26 March 2022 // Björn Beskow

In the last part, we implemented the Shared Database with Discriminator Column pattern using Row Level Security. The Shared Database with Discriminator pattern scales very well, but eventually the Shared Database will become a bottleneck. In this part, we’ll tweak the Database per Tenant pattern into Database per Group of Tenants (or Shard). Combined with the Shared Database with Discriminator pattern, we can reach yet another level of scalability.

Blog Series Parts

Part 1: What is Multi Tenancy
Part 2: Outlining an Implementation Strategy for Multi Tenant Data Access
Part 3: Implementing the Database per Tenant pattern
Part 4: Implementing the Schema per Tenant pattern
Part 5: Implementing the Shared database with Discriminator Column pattern using Hibernate Filters
Part 6: Implementing the Shared database with Discriminator Column pattern using Postgres Row Level Security
Part 7: Combining the Shared Database pattern with Database per Group of Tenants (a.k.a. Shard) for additional scalability (this part)
Part 8: Shared Database pattern with Hibernate 6

The limits of a Single Database Scalability

When using a single database for all tenants, the database itself will sooner or later fill up. In order to scale beyond that limit, we must be able to scale the database horizontally as well.
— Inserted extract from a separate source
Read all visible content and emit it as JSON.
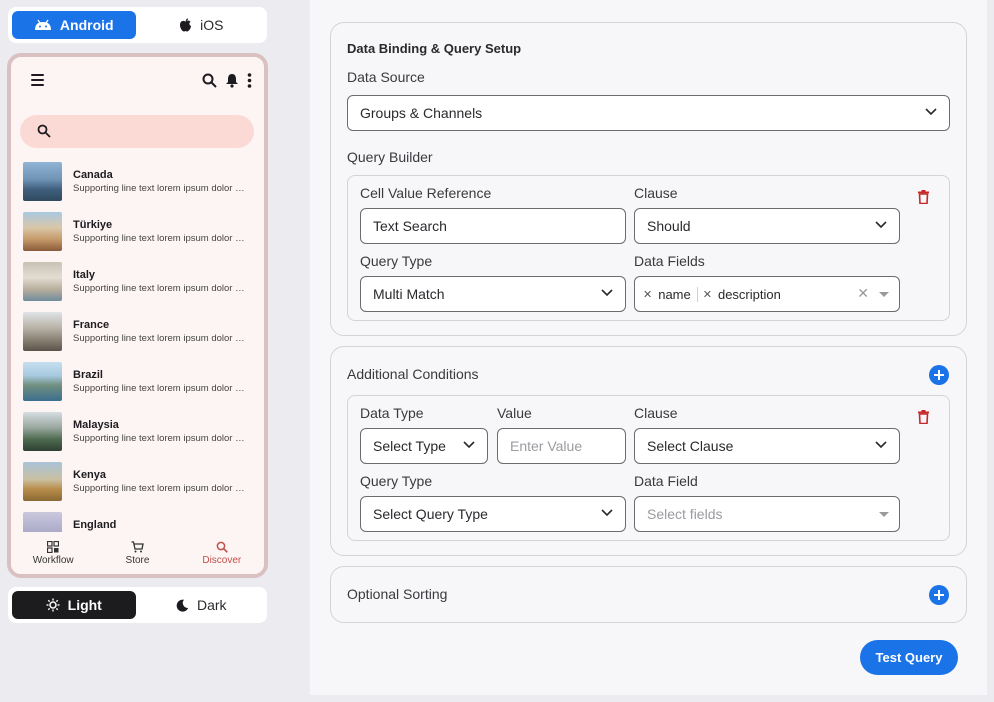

Such horizontal scaling is commonly referred to as Sharding.

Shards

While many modern NoSQL-databases (e.g Cassandra, HBase, HDFS, and MongoDB among others) supports Sharding natively at the database level, this is usually not the case for traditional, relational databases. In those cases, the Sharding logic must be provided on the application level. In order to reduce application complexity, this horizontal partitioning of data should also be an isolated Cross Cutting Concern with little or no impact on the application code, just as with the Multi Tenancy data encapsulation.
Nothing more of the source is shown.